Diego Suárez, cofondateur de la Fundación Nacional Cubano Americana (FNCA) et sur le point de célébrer ses 100 ans, a une réponse claire pour ceux qui recherchent de nouveaux programmes de transition pour Cuba : tout ce qui est nécessaire existe déjà et est écrit depuis des décennies.
Dans une interview avec Tania Costa, sur CiberCuba, quelques jours après avoir reçu le prix Héritage 2026 à Miami, Suárez était catégorique : « Pour fonder la nouvelle république, il n'est pas nécessaire d'inventer de nouveaux programmes de transition ni de regarder vers les pays de l'est lorsqu'ils se sont libérés de l'Union soviétique. Nous n'avons absolument rien à inventer ». Son argument repose sur deux piliers : la Loi Helms-Burton et la Constitution de 1940.
«Dans la loi Helms-Burton se trouve tout le programme de transition et ce qu'est la refondation de la nouvelle république», a affirmé Suárez, qui a été l'un des acteurs clés dans le lobbying qui a conduit le président Bill Clinton à signer cette législation le 12 mars 1996. La loi stipule des conditions précises pour reconnaître un gouvernement de transition à Cuba : légalisation des partis politiques, libération des prisonniers politiques, dissolution du Département de la Sécurité de l'État et élections libres supervisées internationalement.
Le deuxième pilier est la Constitution cubaine de 1940, que Suárez défend comme le seul cadre juridique légitime pour la nouvelle république. «Tout cela doit se faire sous l'égide de la Constitution de 1940», a-t-il souligné, et il a ajouté que ce texte est celui où «le peuple cubain sera le mieux protégé et pourra protéger dans la nouvelle république».
Suárez a rappelé que cette Constitution, promulguée en 1940 et en vigueur jusqu'en 1958, fut la première chose que le régime a éliminée en arrivant au pouvoir : « Quand ces bandits arrivent et kidnappent notre patrie en 1959, la première chose que fit Fidel Castro fut précisément de suspendre les fonctions et les obligations de la Constitution de 1940 ».
Ses paroles interviennent au cœur d'un débat actif au sein de l'exil. Le 1er juin, les principales organisations de la diaspora ont convenu à l'unanimité d'adopter la Constitution de 1940 comme charte fondamentale pour l'avenir de Cuba. Cependant, l'entrepreneur Carlos Saladrigas, du Cuba Study Group, a déclaré le 17 juin que ce texte n'est pas pertinent pour la Cuba d'aujourd'hui, représentant une position minoritaire mais visible.

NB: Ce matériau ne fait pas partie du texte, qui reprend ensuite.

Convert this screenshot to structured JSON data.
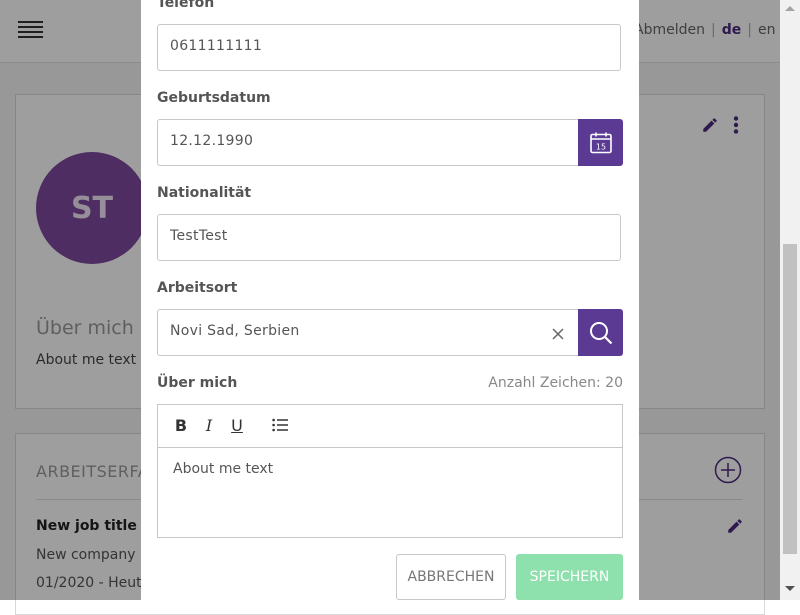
{
  "background": {
    "top_links": {
      "logout": "Abmelden",
      "lang_de": "de",
      "lang_en": "en"
    },
    "avatar_initials": "ST",
    "about_heading": "Über mich",
    "about_text": "About me text",
    "experience_heading": "ARBEITSERFA",
    "job": {
      "title": "New job title",
      "company": "New company",
      "dates": "01/2020 - Heut"
    }
  },
  "modal": {
    "phone": {
      "label": "Telefon",
      "value": "0611111111"
    },
    "birthdate": {
      "label": "Geburtsdatum",
      "value": "12.12.1990",
      "calendar_day": "15"
    },
    "nationality": {
      "label": "Nationalität",
      "value": "TestTest"
    },
    "workplace": {
      "label": "Arbeitsort",
      "value": "Novi Sad, Serbien"
    },
    "about": {
      "label": "Über mich",
      "counter": "Anzahl Zeichen: 20",
      "text": "About me text"
    },
    "editor_toolbar": {
      "bold": "B",
      "italic": "I",
      "underline": "U"
    },
    "buttons": {
      "cancel": "ABBRECHEN",
      "save": "SPEICHERN"
    }
  },
  "colors": {
    "primary": "#5a3a93",
    "save": "#8ee0ad",
    "avatar": "#7e4a9e"
  }
}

Suárez a également lancé un message direct aux nouvelles générations d'activistes et d'avocats qui souhaitent concevoir le cadre juridique de la transition. «Ces jeunes ont une très bonne foi et une très bonne dévotion, ce qui est excellent, mais ils n'ont pas l'expérience que nous avions à l'époque de la FNCA, dans les années 90, sous le leadership de Jorge Mas Canosa, quand nous avons créé les conditions non seulement pour la transition, mais aussi pour mettre fin au système castriste, qui a en définitive détruit la république».
Pour Suárez, la clé réside dans l'unité. « Ceux d'entre nous qui luttons et continuons à lutter, les anciens et les jeunes, les hommes et les femmes, ceux qui sont à Cuba et ceux qui sont en exil, nous devons tous avoir une seule voix. »
Dans son discours de remerciement pour le prix Héritage 2026, Suárez a été tout aussi emphatique sur la souveraineté du futur cubain. « Nous ne voulons ni être l'État 51 ni un État libre associé ». Et il a conclu par un message d'espoir qui résume sa conviction après plus de six décennies d'exil : « Nous sommes très proches. Les vents soufflent en notre faveur ».